Young eco-activist Romario Valentine aims to raise R30k for conservation
All Romario Valentine wants for his 10th birthday is to help provide a safe haven for endangered African grey parrots and to plant trees to save the environment.
The grade 4 boy from Umhlanga in KwaZulu-Natal has been spurning birthday gifts for years to focus on bird and marine conservation, climate change and deforestation.
Romario, whose birthday is in two weeks, has again decided to forgo presents and instead wants to raise R30,000 on crowd-funding platform Backabuddy to support two environmental charities.
With the help of his mother, Delsha Moodley, Romario's campaign has raised more than R12,500 so far. Some of the cash will help to complete an aviary for abandoned African grey parrots at Birds of Eden in Plettenberg Bay, and the rest will help the Zeitz Foundation to achieve its goal of planting 1-million acacia trees over the next decade to mitigate the effects of climate change.
The youngster made headlines a year ago when he raised more than R30,000 to support the Umgeni River Bird Park in Durban.
A beach clean-up with his mom when he was six, as well as a school play in which he played the part of an orca, ignited Romario's passion for the environment and he has since completed 150 beach clean-ups.
"I have always cared for nature and our planet. When I was six years old I discovered that orcas were endangered and I decided to do something about it by cleaning the beach weekly," he said. "My mother was the first person to clean the beach with me."

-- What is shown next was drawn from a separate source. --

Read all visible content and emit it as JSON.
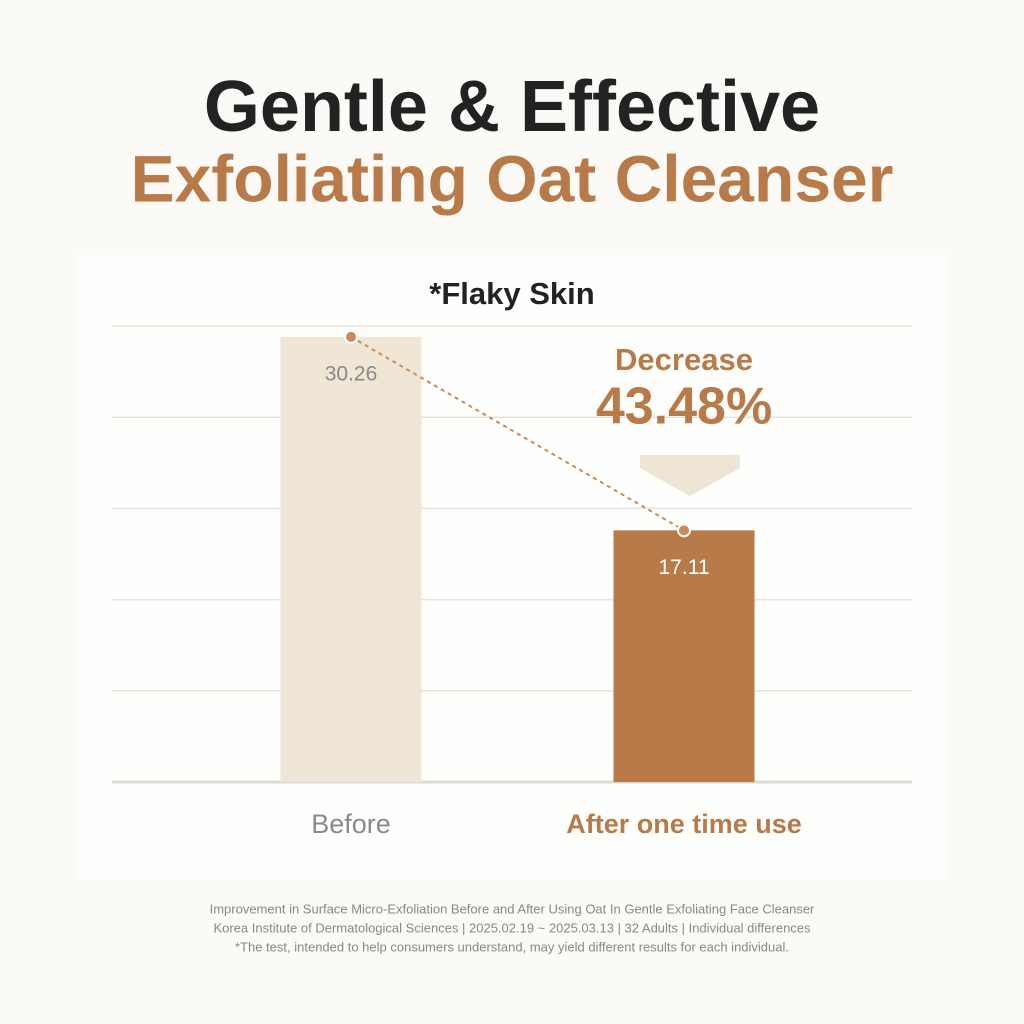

"I want to encourage children to plant trees, do not litter, recycle, reuse and only buy things you need. Let's work together to save our beautiful planet."
Last September, Romario became the youngest ambassador for Ocean Sole, a Kenyan company that recycles flip-flops washed ashore on the beach and transforms them into marine and wildlife sculptures.
And last month he was selected by the UN Convention to Combat Desertification to highlight climate change and land degradation at a desertification and drought day.
• 3,500 - The number of birds at Birds of Eden
• 100,000 - The number of acacia trees planted in the shape of a rhino by the Zeitz Foundation in Kenya in 2020
Moodley said Romario was on a mission. "As parents, we are honoured to have such a humble, visionary son. Romario has been passionate about the environment and wildlife for several years," she said.
"We will continue to support him the best way we can. We are grateful to everyone who has supported his campaigns and his environmental journey to date."
Romario hopes one day he will see an international children's tree-planting day, "where world leaders and tree organisations team up with schools and communities" to plant trees.
"Getting children involved in reforestation programmes from a young age will help them become better citizens for the environment and slow down global warming," he said.
Vijver Jonck of the South African Animal Sanctuary Alliance and Birds of Eden praised Romario's efforts.
"Not everyone gets the opportunity to be at the birth of something great, and that is what Romario's dreams are - the birth of something great for our planet, animals and people," she said.